転職が珍しくない時代になった。キャリアを見直す動機は増え、転職サイトには日々膨大な求人が並ぶ。だが、いざ動いてみた先に何が待っているかは、経験してみなければわからない部分も大きい。
初めての転職は「やってよかった」のか、それとも「やっておけばよかった」ことが残ったのか。転職支援サービスのエン転職が実施した調査が、その実態を浮かび上がらせた。
積極的な応募が正解と後悔の裏表に
初めての転職でやってよかったこととして最も多く挙げられたのは、「『まずは受けてみる』という積極的な応募」で31%。
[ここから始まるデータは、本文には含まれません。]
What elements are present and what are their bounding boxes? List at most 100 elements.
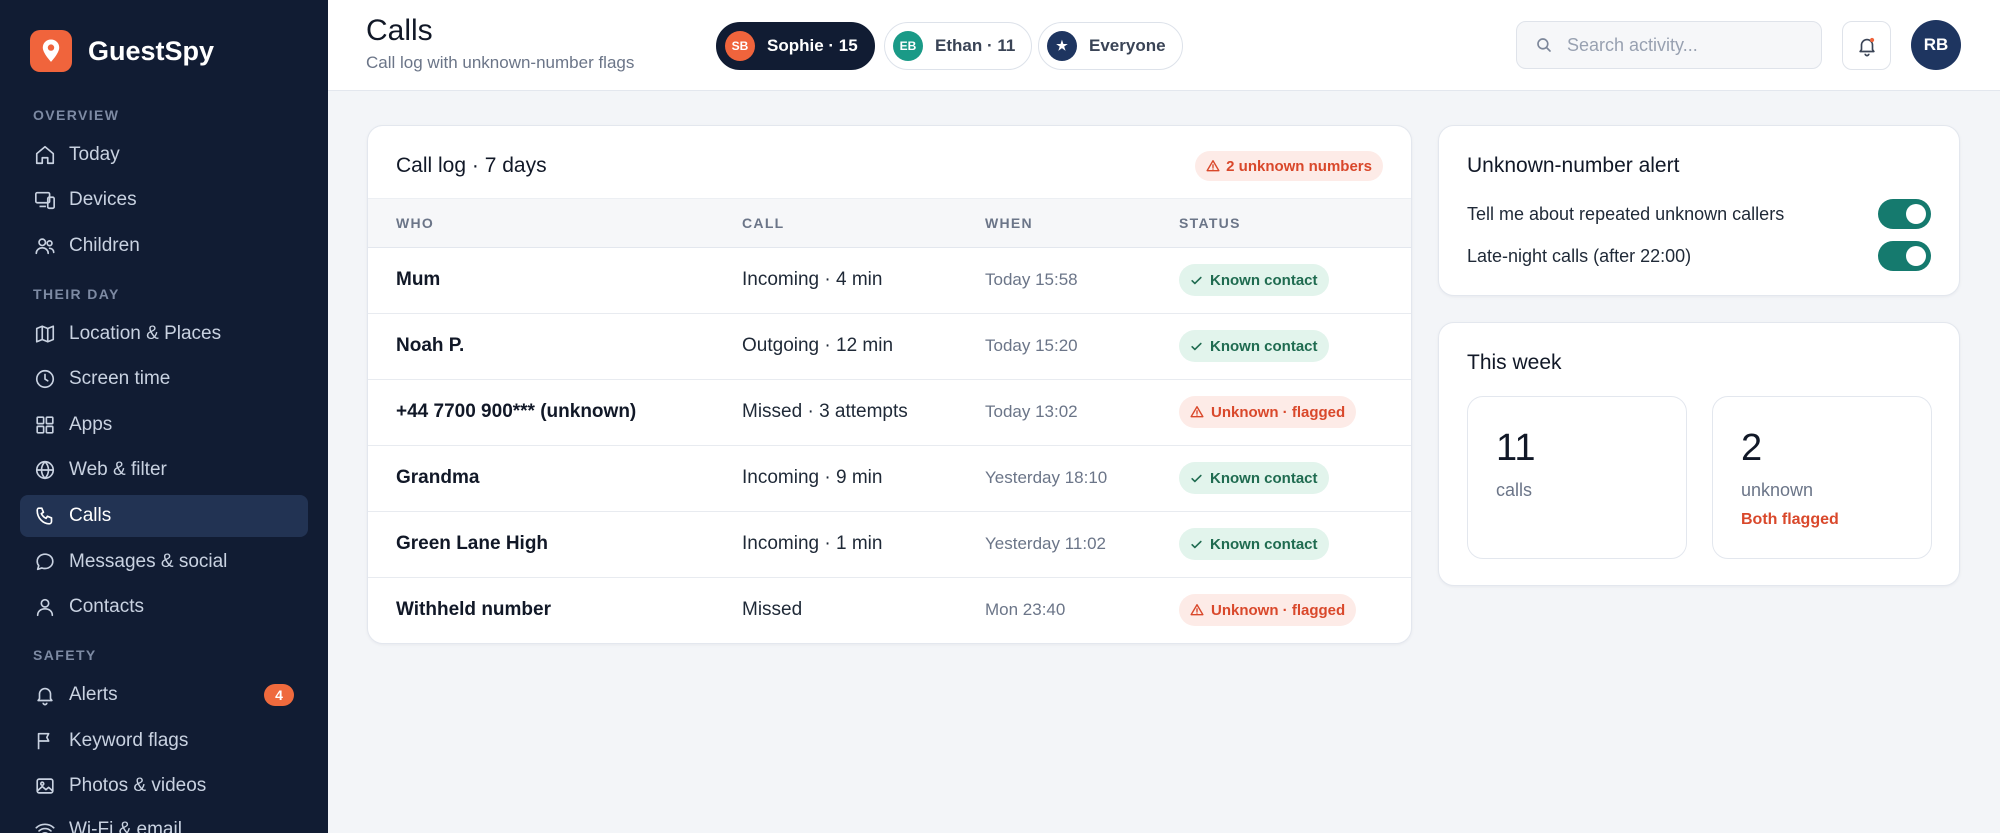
sidebar-item-keyword-flags[interactable]: Keyword flags xyxy=(20,720,308,762)
search-input[interactable] xyxy=(1567,34,1807,56)
child-chip-ethan[interactable]: EB Ethan · 11 xyxy=(884,22,1033,70)
sidebar-item-label: Contacts xyxy=(69,596,144,617)
sidebar-item-label: Location & Places xyxy=(69,323,222,344)
warning-icon xyxy=(1190,604,1204,616)
child-chip-everyone[interactable]: ★ Everyone xyxy=(1038,22,1183,70)
sidebar-item-photos[interactable]: Photos & videos xyxy=(20,765,308,807)
table-row[interactable]: Noah P. Outgoing · 12 min Today 15:20 Kn… xyxy=(368,314,1411,380)
user-avatar[interactable]: RB xyxy=(1911,20,1961,70)
search-box[interactable] xyxy=(1516,21,1822,69)
devices-icon xyxy=(33,188,57,212)
stat-value: 11 xyxy=(1496,427,1536,469)
table-row[interactable]: Grandma Incoming · 9 min Yesterday 18:10… xyxy=(368,446,1411,512)
sidebar-item-label: Web & filter xyxy=(69,459,167,480)
card-title: Unknown-number alert xyxy=(1467,154,1680,177)
table-row[interactable]: Mum Incoming · 4 min Today 15:58 Known c… xyxy=(368,248,1411,314)
status-label: Unknown · flagged xyxy=(1211,403,1346,421)
brand[interactable]: GuestSpy xyxy=(30,30,214,72)
sidebar-item-screen-time[interactable]: Screen time xyxy=(20,358,308,400)
badge-label: 2 unknown numbers xyxy=(1226,157,1372,175)
column-header-status[interactable]: STATUS xyxy=(1179,215,1241,231)
late-night-calls-toggle[interactable] xyxy=(1878,241,1931,271)
unknown-count-badge: 2 unknown numbers xyxy=(1195,151,1383,181)
users-icon xyxy=(33,234,57,258)
sidebar-item-web-filter[interactable]: Web & filter xyxy=(20,449,308,491)
call-time: Mon 23:40 xyxy=(985,600,1066,619)
sidebar-item-apps[interactable]: Apps xyxy=(20,404,308,446)
caller-name: Mum xyxy=(396,269,441,290)
caller-name: Noah P. xyxy=(396,335,465,356)
stat-value: 2 xyxy=(1741,427,1763,469)
sidebar-item-location[interactable]: Location & Places xyxy=(20,313,308,355)
sidebar-item-contacts[interactable]: Contacts xyxy=(20,586,308,628)
column-header-when[interactable]: WHEN xyxy=(985,215,1033,231)
sidebar-item-label: Apps xyxy=(69,414,113,435)
avatar: EB xyxy=(893,31,923,61)
status-badge: Known contact xyxy=(1179,330,1329,362)
sidebar: GuestSpy OVERVIEW Today Devices Children… xyxy=(0,0,328,833)
setting-row-repeated-callers: Tell me about repeated unknown callers xyxy=(1467,199,1931,229)
home-icon xyxy=(33,143,57,167)
check-icon xyxy=(1191,474,1202,482)
sidebar-item-label: Alerts xyxy=(69,684,118,705)
check-icon xyxy=(1191,540,1202,548)
stat-calls: 11 calls xyxy=(1467,396,1687,559)
stat-note: Both flagged xyxy=(1741,511,1839,528)
image-icon xyxy=(33,774,57,798)
table-header: WHO CALL WHEN STATUS xyxy=(368,198,1411,248)
sidebar-item-messages[interactable]: Messages & social xyxy=(20,541,308,583)
notifications-button[interactable] xyxy=(1842,21,1891,70)
call-time: Yesterday 11:02 xyxy=(985,534,1106,553)
caller-name: Grandma xyxy=(396,467,480,488)
table-row[interactable]: +44 7700 900*** (unknown) Missed · 3 att… xyxy=(368,380,1411,446)
sidebar-item-today[interactable]: Today xyxy=(20,134,308,176)
table-row[interactable]: Withheld number Missed Mon 23:40 Unknown… xyxy=(368,578,1411,643)
caller-name: Withheld number xyxy=(396,599,551,620)
setting-label: Late-night calls (after 22:00) xyxy=(1467,246,1692,266)
status-badge: Known contact xyxy=(1179,264,1329,296)
sidebar-item-calls[interactable]: Calls xyxy=(20,495,308,537)
sidebar-item-label: Wi-Fi & email xyxy=(69,819,182,833)
call-detail: Outgoing · 12 min xyxy=(742,335,894,356)
status-badge: Known contact xyxy=(1179,528,1329,560)
sidebar-item-label: Keyword flags xyxy=(69,730,189,751)
caller-name: Green Lane High xyxy=(396,533,549,554)
sidebar-item-wifi[interactable]: Wi-Fi & email xyxy=(20,809,308,833)
call-detail: Missed · 3 attempts xyxy=(742,401,908,422)
status-label: Known contact xyxy=(1210,535,1318,553)
call-log-card: Call log · 7 days 2 unknown numbers WHO … xyxy=(367,125,1412,644)
card-title: This week xyxy=(1467,351,1562,374)
repeated-callers-toggle[interactable] xyxy=(1878,199,1931,229)
status-label: Known contact xyxy=(1210,271,1318,289)
child-chip-sophie[interactable]: SB Sophie · 15 xyxy=(716,22,875,70)
app-name: GuestSpy xyxy=(88,35,215,66)
caller-name: +44 7700 900*** (unknown) xyxy=(396,401,637,422)
sidebar-item-devices[interactable]: Devices xyxy=(20,179,308,221)
sidebar-item-label: Screen time xyxy=(69,368,171,389)
clock-icon xyxy=(33,367,57,391)
wifi-icon xyxy=(33,818,57,833)
bell-icon xyxy=(1856,35,1878,57)
table-row[interactable]: Green Lane High Incoming · 1 min Yesterd… xyxy=(368,512,1411,578)
sidebar-item-label: Children xyxy=(69,235,140,256)
table-body: Mum Incoming · 4 min Today 15:58 Known c… xyxy=(368,248,1411,643)
section-label-safety: SAFETY xyxy=(33,647,97,663)
phone-icon xyxy=(33,504,57,528)
column-header-call[interactable]: CALL xyxy=(742,215,785,231)
stat-unknown: 2 unknown Both flagged xyxy=(1712,396,1932,559)
section-label-their-day: THEIR DAY xyxy=(33,286,120,302)
setting-row-late-night: Late-night calls (after 22:00) xyxy=(1467,241,1931,271)
chat-bubble-icon xyxy=(33,550,57,574)
stat-label: unknown xyxy=(1741,480,1814,500)
top-header: Calls Call log with unknown-number flags… xyxy=(328,0,2000,91)
call-time: Today 15:20 xyxy=(985,336,1078,355)
setting-label: Tell me about repeated unknown callers xyxy=(1467,204,1785,224)
sidebar-item-children[interactable]: Children xyxy=(20,225,308,267)
check-icon xyxy=(1191,276,1202,284)
column-header-who[interactable]: WHO xyxy=(396,215,434,231)
sidebar-item-alerts[interactable]: Alerts 4 xyxy=(20,674,308,716)
sidebar-item-label: Calls xyxy=(69,505,112,526)
check-icon xyxy=(1191,342,1202,350)
avatar: SB xyxy=(725,31,755,61)
call-detail: Missed xyxy=(742,599,803,620)
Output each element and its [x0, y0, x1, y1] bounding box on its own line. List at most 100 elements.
年代別に見てもほぼ変わらず、続く「希望条件の明確化・優先順位付け」「自己分析・キャリアの棚卸し」(各20%)を大きく引き離した。行動を起こすこと自体が、転職経験者の記憶のなかで正解として記憶されている。

ところが、やっておけばよかったこととして最多に挙がったのは「たくさんの求人情報を比較・検討する」(19%)と「自己分析・キャリアの棚卸し」(同19%)、「スキルアップのための勉強・資格取得」(17%)だ。年代別に見ると、求人情報の比較検討は20代で30%、自己分析は30代で30%、スキルアップは30代で31%と特定の年代で突出して多い。
「希望条件の明確化・優先順位付け」も全体で16%ながら30代で28%と多く、「残業が記載内容と異なり、毎日終電帰りになるほど多かった」(30代・女性)といった後悔の声が複数寄せられた。
早く動いたことへの肯定と、動く前の準備不足への悔恨が共存している状況だ。